Comment 4 for bug 1726372

St├ęphane Graber (stgraber) wrote :

Attaching what should be a fix for the container handling code.

This does two things:

 1) It stops assuming that argv[1] != argv[4] means that the crash occurred in a container as this check was getting false positives from host software using pidns (chrome) as well as false negatives from a container process that happens to have the same pid as the host process.

Instead, we're now checking whether we got a separate global pid. If we did, we check whether the crashed process shares mntns and pidns with the apport process (usually hostns). If the crashed process shares either namespace with the host, we consider it as not being a container crash and will process it as a host process crash, replacing the local pid with the global pid before continuing.

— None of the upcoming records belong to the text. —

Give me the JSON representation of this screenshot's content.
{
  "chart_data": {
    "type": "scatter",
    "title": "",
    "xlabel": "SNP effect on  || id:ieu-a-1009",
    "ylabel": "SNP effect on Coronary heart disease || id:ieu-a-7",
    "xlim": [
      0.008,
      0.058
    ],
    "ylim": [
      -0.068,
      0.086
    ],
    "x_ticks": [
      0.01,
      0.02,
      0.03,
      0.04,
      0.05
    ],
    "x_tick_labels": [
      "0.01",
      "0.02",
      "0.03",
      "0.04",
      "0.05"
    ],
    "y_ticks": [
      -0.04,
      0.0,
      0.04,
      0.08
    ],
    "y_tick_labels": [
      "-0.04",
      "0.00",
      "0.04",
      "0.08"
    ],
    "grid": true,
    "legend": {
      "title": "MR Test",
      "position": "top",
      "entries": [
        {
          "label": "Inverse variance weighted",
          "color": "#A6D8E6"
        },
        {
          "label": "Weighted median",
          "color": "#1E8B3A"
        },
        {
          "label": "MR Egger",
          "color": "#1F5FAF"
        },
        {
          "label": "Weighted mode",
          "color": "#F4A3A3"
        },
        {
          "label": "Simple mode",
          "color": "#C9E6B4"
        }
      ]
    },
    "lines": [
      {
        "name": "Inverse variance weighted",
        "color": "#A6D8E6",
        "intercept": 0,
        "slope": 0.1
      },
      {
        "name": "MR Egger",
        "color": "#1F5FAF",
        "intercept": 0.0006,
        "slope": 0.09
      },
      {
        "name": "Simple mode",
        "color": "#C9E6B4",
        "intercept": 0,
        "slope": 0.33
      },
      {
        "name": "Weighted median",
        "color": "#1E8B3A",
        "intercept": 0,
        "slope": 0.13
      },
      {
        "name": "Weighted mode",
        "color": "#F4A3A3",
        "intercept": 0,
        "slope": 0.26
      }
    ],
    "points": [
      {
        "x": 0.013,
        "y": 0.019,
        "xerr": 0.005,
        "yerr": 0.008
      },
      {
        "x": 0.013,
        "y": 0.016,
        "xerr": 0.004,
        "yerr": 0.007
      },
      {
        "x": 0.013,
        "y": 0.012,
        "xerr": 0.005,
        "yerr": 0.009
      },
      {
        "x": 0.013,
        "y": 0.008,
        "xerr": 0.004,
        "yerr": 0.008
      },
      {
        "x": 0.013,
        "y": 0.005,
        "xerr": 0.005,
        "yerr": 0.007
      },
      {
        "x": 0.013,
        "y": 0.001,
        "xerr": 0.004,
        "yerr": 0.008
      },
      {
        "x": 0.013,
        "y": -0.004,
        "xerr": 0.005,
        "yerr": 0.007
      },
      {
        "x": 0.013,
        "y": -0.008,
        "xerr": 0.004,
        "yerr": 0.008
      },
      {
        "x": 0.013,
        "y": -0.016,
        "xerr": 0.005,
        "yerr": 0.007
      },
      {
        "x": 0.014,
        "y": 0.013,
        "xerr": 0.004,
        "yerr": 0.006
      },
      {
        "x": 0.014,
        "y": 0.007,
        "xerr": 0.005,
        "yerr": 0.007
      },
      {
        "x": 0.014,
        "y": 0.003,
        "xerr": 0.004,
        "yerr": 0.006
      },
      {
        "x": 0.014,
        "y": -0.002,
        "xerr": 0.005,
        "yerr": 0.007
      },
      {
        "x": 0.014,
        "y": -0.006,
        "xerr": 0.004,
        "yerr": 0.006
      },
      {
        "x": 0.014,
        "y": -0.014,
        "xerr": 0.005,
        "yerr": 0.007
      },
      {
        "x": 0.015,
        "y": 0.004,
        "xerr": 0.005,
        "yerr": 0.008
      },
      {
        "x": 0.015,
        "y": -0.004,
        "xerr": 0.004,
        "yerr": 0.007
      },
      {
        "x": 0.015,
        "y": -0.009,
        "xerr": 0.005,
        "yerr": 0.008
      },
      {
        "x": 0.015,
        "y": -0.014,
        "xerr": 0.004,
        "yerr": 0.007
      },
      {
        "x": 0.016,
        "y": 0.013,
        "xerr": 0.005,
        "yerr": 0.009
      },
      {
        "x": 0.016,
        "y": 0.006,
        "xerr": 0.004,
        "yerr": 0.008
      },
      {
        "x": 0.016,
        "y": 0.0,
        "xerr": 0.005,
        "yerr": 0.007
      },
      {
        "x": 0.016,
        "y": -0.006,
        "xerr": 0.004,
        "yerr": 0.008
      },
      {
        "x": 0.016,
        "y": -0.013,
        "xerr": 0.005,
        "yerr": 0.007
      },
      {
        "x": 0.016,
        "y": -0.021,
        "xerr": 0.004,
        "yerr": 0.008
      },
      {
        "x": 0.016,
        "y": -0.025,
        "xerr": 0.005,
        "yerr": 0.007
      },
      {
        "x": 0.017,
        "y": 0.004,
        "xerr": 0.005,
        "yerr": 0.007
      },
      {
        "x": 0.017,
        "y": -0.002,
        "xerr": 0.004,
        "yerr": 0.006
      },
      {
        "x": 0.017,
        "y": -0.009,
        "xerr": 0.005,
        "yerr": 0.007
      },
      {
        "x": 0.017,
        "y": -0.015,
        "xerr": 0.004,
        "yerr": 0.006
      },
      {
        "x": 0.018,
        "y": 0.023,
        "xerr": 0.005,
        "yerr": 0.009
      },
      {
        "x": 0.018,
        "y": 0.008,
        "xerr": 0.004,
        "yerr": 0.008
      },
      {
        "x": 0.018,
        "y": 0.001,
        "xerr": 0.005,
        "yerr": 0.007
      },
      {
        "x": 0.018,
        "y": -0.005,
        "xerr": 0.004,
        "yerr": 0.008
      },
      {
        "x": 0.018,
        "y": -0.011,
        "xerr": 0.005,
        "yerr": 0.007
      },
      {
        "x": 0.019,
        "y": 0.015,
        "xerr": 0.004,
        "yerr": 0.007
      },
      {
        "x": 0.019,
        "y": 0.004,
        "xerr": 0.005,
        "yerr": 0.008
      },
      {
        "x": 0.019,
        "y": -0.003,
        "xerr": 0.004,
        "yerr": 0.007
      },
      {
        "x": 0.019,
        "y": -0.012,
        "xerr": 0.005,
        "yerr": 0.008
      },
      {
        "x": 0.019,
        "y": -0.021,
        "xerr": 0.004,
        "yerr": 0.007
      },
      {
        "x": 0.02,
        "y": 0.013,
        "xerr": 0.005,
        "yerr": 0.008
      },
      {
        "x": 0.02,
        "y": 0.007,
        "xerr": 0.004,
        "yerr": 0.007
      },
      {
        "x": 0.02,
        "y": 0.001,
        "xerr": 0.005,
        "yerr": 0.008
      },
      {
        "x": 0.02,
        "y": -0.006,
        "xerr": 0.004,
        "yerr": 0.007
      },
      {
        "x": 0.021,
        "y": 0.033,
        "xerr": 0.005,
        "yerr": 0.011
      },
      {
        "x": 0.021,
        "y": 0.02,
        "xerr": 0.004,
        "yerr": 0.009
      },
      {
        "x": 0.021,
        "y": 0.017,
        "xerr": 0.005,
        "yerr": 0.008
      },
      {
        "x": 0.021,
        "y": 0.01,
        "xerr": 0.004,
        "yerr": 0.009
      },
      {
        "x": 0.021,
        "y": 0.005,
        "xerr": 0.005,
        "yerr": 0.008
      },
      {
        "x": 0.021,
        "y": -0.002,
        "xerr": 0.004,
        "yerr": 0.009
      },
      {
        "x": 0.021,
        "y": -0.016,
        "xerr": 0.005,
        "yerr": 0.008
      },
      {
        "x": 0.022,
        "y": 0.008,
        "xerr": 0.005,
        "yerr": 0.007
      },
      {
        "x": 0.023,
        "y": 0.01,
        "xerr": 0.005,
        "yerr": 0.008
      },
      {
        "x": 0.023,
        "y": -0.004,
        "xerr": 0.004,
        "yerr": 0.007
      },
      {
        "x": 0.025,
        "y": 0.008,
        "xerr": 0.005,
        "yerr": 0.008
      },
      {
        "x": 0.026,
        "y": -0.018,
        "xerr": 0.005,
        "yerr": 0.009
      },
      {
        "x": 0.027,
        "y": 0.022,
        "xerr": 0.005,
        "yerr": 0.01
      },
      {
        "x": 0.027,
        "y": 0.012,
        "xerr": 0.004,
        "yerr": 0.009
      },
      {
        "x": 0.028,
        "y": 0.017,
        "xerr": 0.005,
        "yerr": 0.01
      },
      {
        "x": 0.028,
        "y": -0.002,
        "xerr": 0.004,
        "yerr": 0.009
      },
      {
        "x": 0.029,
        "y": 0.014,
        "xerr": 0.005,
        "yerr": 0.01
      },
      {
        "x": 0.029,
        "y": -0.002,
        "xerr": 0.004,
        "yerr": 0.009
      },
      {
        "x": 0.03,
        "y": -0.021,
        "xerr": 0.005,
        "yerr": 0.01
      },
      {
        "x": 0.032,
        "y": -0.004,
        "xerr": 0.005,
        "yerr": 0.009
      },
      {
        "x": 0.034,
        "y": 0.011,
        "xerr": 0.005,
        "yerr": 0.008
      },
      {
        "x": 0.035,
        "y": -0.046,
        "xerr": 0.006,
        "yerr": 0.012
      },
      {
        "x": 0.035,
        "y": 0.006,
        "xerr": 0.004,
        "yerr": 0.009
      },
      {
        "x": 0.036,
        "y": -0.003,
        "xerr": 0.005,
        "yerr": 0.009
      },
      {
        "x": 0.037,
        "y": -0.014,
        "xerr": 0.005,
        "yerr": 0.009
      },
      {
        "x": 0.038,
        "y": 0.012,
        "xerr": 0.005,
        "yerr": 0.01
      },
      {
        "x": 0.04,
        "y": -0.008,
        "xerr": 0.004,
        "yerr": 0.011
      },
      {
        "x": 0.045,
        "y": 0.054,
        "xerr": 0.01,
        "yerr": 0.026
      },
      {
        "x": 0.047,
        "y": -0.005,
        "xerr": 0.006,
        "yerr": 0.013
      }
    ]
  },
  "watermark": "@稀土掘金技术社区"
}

This ensures that a crash coming from an application that uses a pidns only will still get handled by apport as normal (pidns would differ, mntns wouldn't).

 2) When sending the crash to apport inside the container, we're now doing the following:
   1) Send a ucred as out-of-band data
   2) Send a fd as out-of-band data
   3) Send the arguments as normal data

   Apport in the container will then look for the ucred and if found, will override the pid in the arguments string with the pid found in the ucred.

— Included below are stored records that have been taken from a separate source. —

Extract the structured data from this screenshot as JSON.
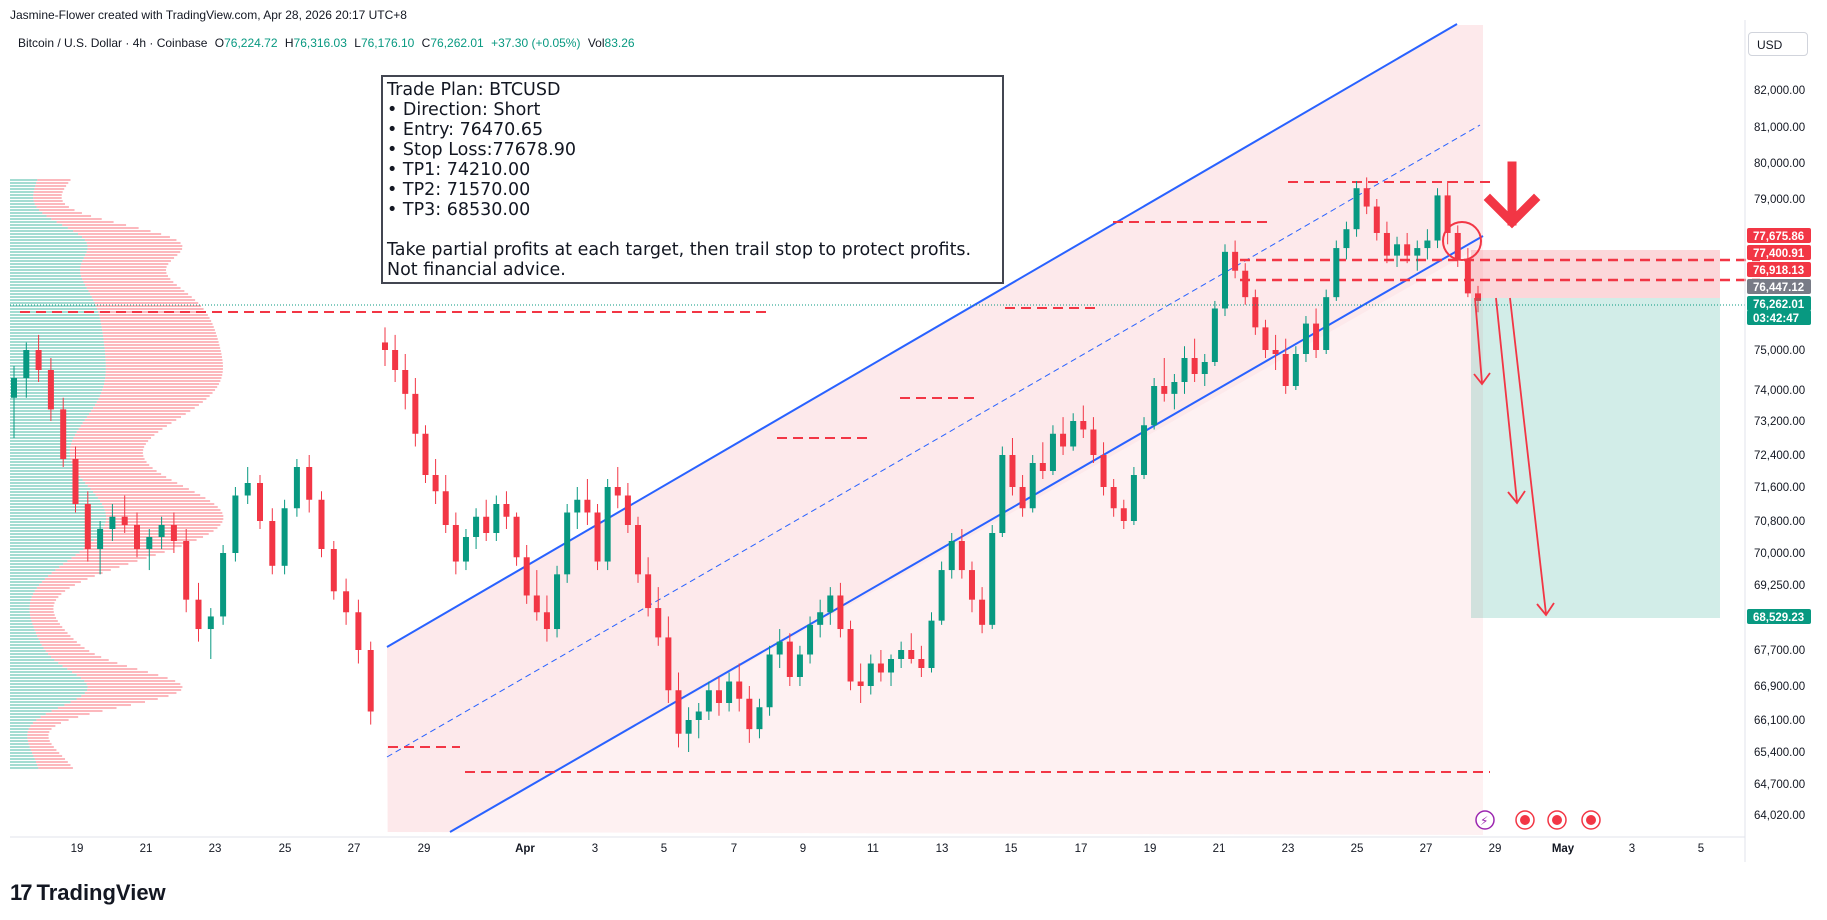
{
  "header": {
    "attribution": "Jasmine-Flower created with TradingView.com, Apr 28, 2026 20:17 UTC+8",
    "symbol": "Bitcoin / U.S. Dollar · 4h · Coinbase",
    "o_label": "O",
    "o": "76,224.72",
    "h_label": "H",
    "h": "76,316.03",
    "l_label": "L",
    "l": "76,176.10",
    "c_label": "C",
    "c": "76,262.01",
    "change": "+37.30 (+0.05%)",
    "vol_label": "Vol",
    "vol": "83.26",
    "currency": "USD"
  },
  "trade_plan": {
    "title": "Trade Plan: BTCUSD",
    "direction": "• Direction: Short",
    "entry": "• Entry: 76470.65",
    "stop": "• Stop Loss:77678.90",
    "tp1": "• TP1: 74210.00",
    "tp2": "• TP2: 71570.00",
    "tp3": "• TP3: 68530.00",
    "note1": "Take partial profits at each target, then trail stop to protect profits.",
    "note2": "Not financial advice."
  },
  "footer": {
    "brand": "TradingView"
  },
  "colors": {
    "up": "#089981",
    "down": "#f23645",
    "channel": "#2962ff",
    "zone_red": "#f23645",
    "zone_green": "#089981"
  },
  "chart_data": {
    "type": "candlestick",
    "timeframe": "4h",
    "y_ticks": [
      82000,
      81000,
      80000,
      79000,
      75000,
      74000,
      73200,
      72400,
      71600,
      70800,
      70000,
      69250,
      67700,
      66900,
      66100,
      65400,
      64700,
      64020
    ],
    "y_tick_labels": [
      "82,000.00",
      "81,000.00",
      "80,000.00",
      "79,000.00",
      "75,000.00",
      "74,000.00",
      "73,200.00",
      "72,400.00",
      "71,600.00",
      "70,800.00",
      "70,000.00",
      "69,250.00",
      "67,700.00",
      "66,900.00",
      "66,100.00",
      "65,400.00",
      "64,700.00",
      "64,020.00"
    ],
    "x_ticks": [
      "19",
      "21",
      "23",
      "25",
      "27",
      "29",
      "Apr",
      "3",
      "5",
      "7",
      "9",
      "11",
      "13",
      "15",
      "17",
      "19",
      "21",
      "23",
      "25",
      "27",
      "29",
      "May",
      "3",
      "5"
    ],
    "price_labels": [
      {
        "value": "77,675.86",
        "color": "#f23645"
      },
      {
        "value": "77,400.91",
        "color": "#f23645"
      },
      {
        "value": "76,918.13",
        "color": "#f23645"
      },
      {
        "value": "76,447.12",
        "color": "#787b86"
      },
      {
        "value": "76,262.01",
        "color": "#089981"
      },
      {
        "value": "03:42:47",
        "color": "#089981"
      },
      {
        "value": "68,529.23",
        "color": "#089981"
      }
    ],
    "levels": {
      "stop": 77678.9,
      "entry": 76470.65,
      "tp1": 74210,
      "tp2": 71570,
      "tp3": 68530,
      "last": 76262.01
    },
    "candles": [
      [
        75200,
        75600,
        74600,
        75000
      ],
      [
        75000,
        75400,
        74200,
        74500
      ],
      [
        74500,
        74900,
        73500,
        73900
      ],
      [
        73900,
        74300,
        72600,
        72900
      ],
      [
        72900,
        73100,
        71700,
        71900
      ],
      [
        71900,
        72300,
        71200,
        71500
      ],
      [
        71500,
        71900,
        70500,
        70700
      ],
      [
        70700,
        71000,
        69500,
        69800
      ],
      [
        69800,
        70600,
        69600,
        70400
      ],
      [
        70400,
        71100,
        70100,
        70900
      ],
      [
        70900,
        71300,
        70300,
        70500
      ],
      [
        70500,
        71400,
        70300,
        71200
      ],
      [
        71200,
        71500,
        70600,
        70900
      ],
      [
        70900,
        71000,
        69700,
        69900
      ],
      [
        69900,
        70200,
        68800,
        69000
      ],
      [
        69000,
        69600,
        68400,
        68600
      ],
      [
        68600,
        69000,
        67900,
        68200
      ],
      [
        68200,
        69700,
        68000,
        69500
      ],
      [
        69500,
        71200,
        69300,
        71000
      ],
      [
        71000,
        71600,
        70600,
        71300
      ],
      [
        71300,
        71800,
        70700,
        71000
      ],
      [
        71000,
        71200,
        69600,
        69800
      ],
      [
        69800,
        71800,
        69600,
        71600
      ],
      [
        71600,
        72100,
        71100,
        71400
      ],
      [
        71400,
        71700,
        70500,
        70700
      ],
      [
        70700,
        70900,
        69300,
        69500
      ],
      [
        69500,
        69900,
        68500,
        68700
      ],
      [
        68700,
        69200,
        67800,
        68000
      ],
      [
        68000,
        68500,
        66500,
        66800
      ],
      [
        66800,
        67200,
        65500,
        65800
      ],
      [
        65800,
        66400,
        65400,
        66100
      ],
      [
        66100,
        66500,
        65700,
        66300
      ],
      [
        66300,
        67000,
        66100,
        66800
      ],
      [
        66800,
        67100,
        66200,
        66500
      ],
      [
        66500,
        67200,
        66300,
        67000
      ],
      [
        67000,
        67400,
        66300,
        66600
      ],
      [
        66600,
        66900,
        65600,
        65900
      ],
      [
        65900,
        66600,
        65700,
        66400
      ],
      [
        66400,
        67800,
        66200,
        67600
      ],
      [
        67600,
        68200,
        67300,
        67900
      ],
      [
        67900,
        68100,
        66900,
        67100
      ],
      [
        67100,
        67800,
        66900,
        67600
      ],
      [
        67600,
        68500,
        67400,
        68300
      ],
      [
        68300,
        68900,
        68000,
        68600
      ],
      [
        68600,
        69200,
        68300,
        69000
      ],
      [
        69000,
        69300,
        68000,
        68200
      ],
      [
        68200,
        68400,
        66800,
        67000
      ],
      [
        67000,
        67400,
        66500,
        66900
      ],
      [
        66900,
        67600,
        66700,
        67400
      ],
      [
        67400,
        67700,
        67000,
        67200
      ],
      [
        67200,
        67600,
        66900,
        67500
      ],
      [
        67500,
        67900,
        67300,
        67700
      ],
      [
        67700,
        68100,
        67400,
        67500
      ],
      [
        67500,
        67800,
        67100,
        67300
      ],
      [
        67300,
        68600,
        67200,
        68400
      ],
      [
        68400,
        69800,
        68300,
        69600
      ],
      [
        69600,
        70500,
        69400,
        70300
      ],
      [
        70300,
        70600,
        69400,
        69600
      ],
      [
        69600,
        69800,
        68600,
        68900
      ],
      [
        68900,
        69200,
        68100,
        68300
      ],
      [
        68300,
        70700,
        68200,
        70500
      ],
      [
        70500,
        72600,
        70400,
        72400
      ],
      [
        72400,
        72800,
        71400,
        71600
      ],
      [
        71600,
        71900,
        70900,
        71100
      ],
      [
        71100,
        72400,
        71000,
        72200
      ],
      [
        72200,
        72700,
        71800,
        72000
      ],
      [
        72000,
        73100,
        71900,
        72900
      ],
      [
        72900,
        73300,
        72400,
        72600
      ],
      [
        72600,
        73400,
        72500,
        73200
      ],
      [
        73200,
        73600,
        72800,
        73000
      ],
      [
        73000,
        73300,
        72200,
        72400
      ],
      [
        72400,
        72700,
        71400,
        71600
      ],
      [
        71600,
        71800,
        70900,
        71100
      ],
      [
        71100,
        71300,
        70600,
        70800
      ],
      [
        70800,
        72100,
        70700,
        71900
      ],
      [
        71900,
        73300,
        71800,
        73100
      ],
      [
        73100,
        74300,
        73000,
        74100
      ],
      [
        74100,
        74800,
        73700,
        73900
      ],
      [
        73900,
        74400,
        73500,
        74200
      ],
      [
        74200,
        75100,
        73900,
        74800
      ],
      [
        74800,
        75300,
        74200,
        74400
      ],
      [
        74400,
        74900,
        74100,
        74700
      ],
      [
        74700,
        76300,
        74600,
        76100
      ],
      [
        76100,
        77800,
        75900,
        77600
      ],
      [
        77600,
        77900,
        76900,
        77100
      ],
      [
        77100,
        77300,
        76200,
        76400
      ],
      [
        76400,
        76600,
        75400,
        75600
      ],
      [
        75600,
        75800,
        74800,
        75000
      ],
      [
        75000,
        75400,
        74500,
        74900
      ],
      [
        74900,
        75300,
        73900,
        74100
      ],
      [
        74100,
        75100,
        74000,
        74900
      ],
      [
        74900,
        75900,
        74700,
        75700
      ],
      [
        75700,
        76100,
        74800,
        75000
      ],
      [
        75000,
        76600,
        74900,
        76400
      ],
      [
        76400,
        77900,
        76300,
        77700
      ],
      [
        77700,
        78400,
        77400,
        78200
      ],
      [
        78200,
        79500,
        78000,
        79300
      ],
      [
        79300,
        79600,
        78600,
        78800
      ],
      [
        78800,
        79000,
        77900,
        78100
      ],
      [
        78100,
        78400,
        77300,
        77500
      ],
      [
        77500,
        78000,
        77200,
        77800
      ],
      [
        77800,
        78100,
        77300,
        77500
      ],
      [
        77500,
        77900,
        77100,
        77700
      ],
      [
        77700,
        78200,
        77400,
        77900
      ],
      [
        77900,
        79300,
        77700,
        79100
      ],
      [
        79100,
        79500,
        77800,
        78100
      ],
      [
        78100,
        78300,
        77200,
        77400
      ],
      [
        77400,
        77700,
        76400,
        76500
      ],
      [
        76500,
        76700,
        76000,
        76300
      ]
    ]
  }
}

   This allows for backward compatibility both ways. A container can run a newer apport and will just move on if the ucred is missing or the host can run a newer apport and the container will still get what it expects.

   When both are up to date, the message being sent now will use the ucred's pid field to get kernel level translation of the crashed process' pid. So apport in the container will be getting a pid that makes sense in its namespace as derived from the global pid, rather than using the crashed process' view of the pid.

The attached patch is against Ubuntu 16.04's version of apport and was tested on a 16.04 system.